Cash remittances from OFs coursed through banks rose by 5.1 percent year-on-year to US$2 billion in April 2015. This brought cash remittances for January-April 2015 to US$7.8 billion, higher by 5.4 percent compared to the level posted in the same period in 2014. Cash remittances from land-based (US$5.9 billion) and sea-based (US$1.9 billion) workers increased by 5.3 and 5.6 percent, respectively. The major sources of cash remittances were the United States, Saudi Arabia, the United Arab Emirates, the United Kingdom, Singapore, Japan, Hong Kong, and Canada.2
The steady demand for skilled Filipino manpower overseas provided support to the continued growth in remittance inflows. Preliminary data from the Philippine Overseas Employment Administration (POEA) showed that, of the total approved 310,727 job orders for January-April 2015, 33.8 percent were processed job orders that were intended mainly for service, production, and professional, technical and related workers in Saudi Arabia, Kuwait, Qatar, Taiwan, and the United Arab Emirates.
In addition, the continued efforts of bank and non-bank remittance service providers to expand their international and domestic market coverage, and introduce innovations in financial products and services in the remittance market contributed to the sustained inflow of remittances.
1 The BSP started to release data on personal remittances in June 2012. As defined in the Balance of Payments Manual, 6th Edition (BPM6), personal remittances represent the sum of net compensation of employees (i.e., gross earnings of overseas Filipino (OF) workers with work contracts of less than one year, including all sea-based workers, less taxes, social contributions, and transportation and travel expenditures in their host countries), personal transfers (i.e., all current transfers in cash or in kind by OF workers with work contracts of one year or more as well as other household-to-household transfers between Filipinos who have migrated abroad and their families in the Philippines), and capital transfers between households (i.e., the provision of resources for capital purposes, such as for construction of residential houses, between resident and non-resident households without anything of economic value being supplied in return).
2 There are some limitations on the remittance data by source.

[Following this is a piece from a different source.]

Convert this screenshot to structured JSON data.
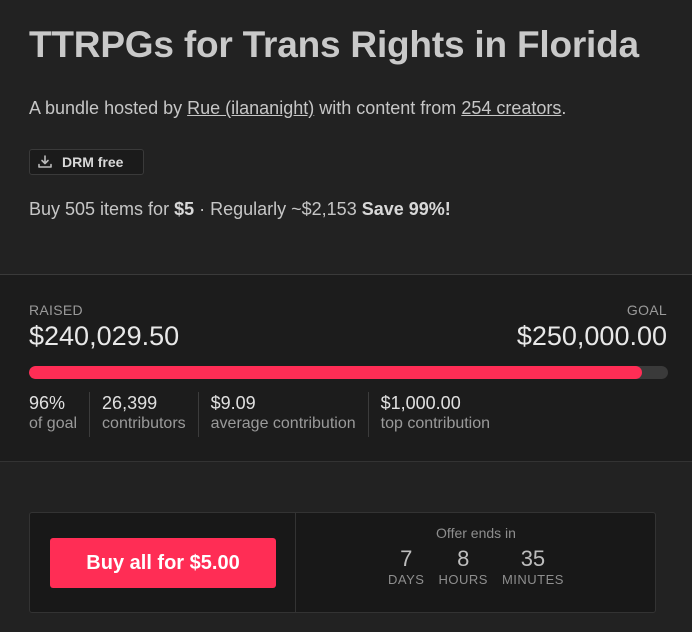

A common practice of remittance centers in various cities abroad is to course remittances through correspondent banks, most of which are located in the U.S. Also remittances coursed through money couriers cannot be disaggregated by actual country source and are lodged under the country where the main offices are located, which, in many cases, is in the U.S. Therefore, the U.S. would show up to be the main sources of OF remittances because banks attribute the origin of funds to the most immediate source.